Figure 6.. Dietary MAC deprivation causes Tmu to switch to a mucolytic metabolism.

(A) Representative images of Tmu in the colons of mice fed complex chow (left) and defined chow with cellulose (def-C) chow (right) for two weeks. Scale bars are 100μm. Inset shows mucus-associated Tmu during fiber starvation. (B) Quantification of microscopy on Tmu localization to the mucus layer when mice are fed complex chow or def-C chow. Higher mucus/lumen protist signal indicates tighter localization to the colonic mucus layer. (C) Growth curves of Tmu cultured in vitro, using the PBF medium that we developed, with maltose (cyan) or mucus (green) added as carbon sources, or with no defined carbon source added (grey). (D) Differential gene expression from Tmu grown in vitro with either maltose or mucus as a carbon source. Green data points indicate putative mucus-utilization genes with increased expression when grown in the presence of mucus. GH families for putative mucolytic CAZymes are labelled. Dashed lines delineate the fold change cutoff (1.5-fold). (E) Tmu abundance in the stool of mice fed def-CI or def-C chow for two weeks, with or without an antibiotic cocktail (VNA). Antibiotics used are Vancomycin, V; Neomycin, N; Ampicillin, A. (F) Tmu abundance in the cecal contents of mice fed cellulose chow for two weeks with different antibiotic treatments. (G) 16S rRNA sequencing of stool from Tmu-colonized mice fed def-C chow for two weeks with different antibiotic treatments. Each column represents an individual mouse. (H) Relative abundance of known mucolytic bacteria in mice from each group in (G). LD, limit of detection. Graphs (B, C, E, F, H) are plotted as mean, error bars depict SD in (C). Each symbol represents an individual mouse from one to three pooled experiments (B, E, and F). **p<0.01, ****p<0.0001, NS, not significant by Mann-Whitney test (E, F) or Student’s t test (B).
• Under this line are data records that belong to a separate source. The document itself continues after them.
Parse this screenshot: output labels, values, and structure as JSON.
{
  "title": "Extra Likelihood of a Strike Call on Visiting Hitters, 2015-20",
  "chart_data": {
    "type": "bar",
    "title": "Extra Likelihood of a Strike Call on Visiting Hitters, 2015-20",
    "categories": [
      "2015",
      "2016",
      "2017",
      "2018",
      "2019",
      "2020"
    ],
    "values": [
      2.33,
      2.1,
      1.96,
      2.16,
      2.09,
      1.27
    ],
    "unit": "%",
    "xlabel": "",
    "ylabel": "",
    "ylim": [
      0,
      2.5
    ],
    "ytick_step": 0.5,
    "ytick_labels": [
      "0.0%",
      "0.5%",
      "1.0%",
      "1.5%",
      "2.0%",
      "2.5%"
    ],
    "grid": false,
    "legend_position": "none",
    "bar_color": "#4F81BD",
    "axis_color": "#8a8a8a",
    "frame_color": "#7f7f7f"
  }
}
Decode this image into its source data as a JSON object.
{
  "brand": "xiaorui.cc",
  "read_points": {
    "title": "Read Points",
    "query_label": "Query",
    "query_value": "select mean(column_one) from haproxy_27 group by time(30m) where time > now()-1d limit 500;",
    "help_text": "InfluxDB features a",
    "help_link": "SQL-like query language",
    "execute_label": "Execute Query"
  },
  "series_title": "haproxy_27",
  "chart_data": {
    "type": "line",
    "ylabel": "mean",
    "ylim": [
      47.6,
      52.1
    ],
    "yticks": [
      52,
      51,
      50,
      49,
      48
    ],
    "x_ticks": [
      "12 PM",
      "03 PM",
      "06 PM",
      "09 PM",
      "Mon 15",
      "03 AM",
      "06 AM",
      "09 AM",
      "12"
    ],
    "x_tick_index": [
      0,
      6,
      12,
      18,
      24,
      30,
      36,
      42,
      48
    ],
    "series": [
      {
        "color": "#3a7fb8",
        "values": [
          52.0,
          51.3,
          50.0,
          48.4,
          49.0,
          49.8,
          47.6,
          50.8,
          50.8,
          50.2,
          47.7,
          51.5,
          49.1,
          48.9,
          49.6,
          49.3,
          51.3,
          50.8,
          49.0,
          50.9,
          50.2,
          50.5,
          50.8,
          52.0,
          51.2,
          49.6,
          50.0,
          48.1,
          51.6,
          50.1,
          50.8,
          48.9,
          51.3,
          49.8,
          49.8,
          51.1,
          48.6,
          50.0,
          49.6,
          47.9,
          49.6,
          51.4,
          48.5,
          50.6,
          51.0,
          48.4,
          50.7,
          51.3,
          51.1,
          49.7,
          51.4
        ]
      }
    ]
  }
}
Figure 7.. Diet-protist interactions shape the host immune response.

(A) In vitro growth curve of Tmu cultured in PBF medium with maltose or inulin added as carbon sources, or with no defined carbon source added. (B) Representative images of Tmu in the colons of mice fed complex chow or defined chow with cellulose and inulin (def-CI) for three weeks. Scale bars are 50μm. (C) Quantification of microscopy on Tmu localization to the colonic mucus layer when mice are fed complex chow or def-CI chow. Higher mucus/lumen protist signal indicates tighter localization to the colonic mucus layer. (D) Relative abundance of Bacteroidetes bacteria in the stool of mice colonized by Tmu or Tc, with the fermentable fiber inulin or the non-fermentable fiber cellulose as the only fiber sources in the diet. (E) Maximum Tmu culture density when grown in vitro with different dietary MACs added as carbon sources to PBF medium. All statistical comparisons are relative to culture with no defined carbon source added. (F) Differential expression of Tmu transcripts grown in vitro with either maltose or arabinoxylan as a carbon source. Cyan data points represent upregulated CAZymes with potential activity towards arabinoxylan. Dashed lines delineate the fold change cutoff (1.5-fold). (G and H) Epithelial tuft cell (G) and lamina propria Th2 (H) frequency in the distal SI of mice colonized with Tmu or no protist (Ctrl) and fed complex or def-CI chow for 3 weeks. (I) Tmu abundance in the distal SI of mice fed complex chow and def-CI chow for 3 weeks. Data is plotted as mean with SD (A and E). Each symbol represents an individual mouse from two or three pooled experiments (C, D, G, H, and I). *p<0.05, **p<0.01, ***p<0.001, ****p<0.0001, NS, not significant by Mann-Whitney test (D, I) or Student’s t test (C, E, G, H).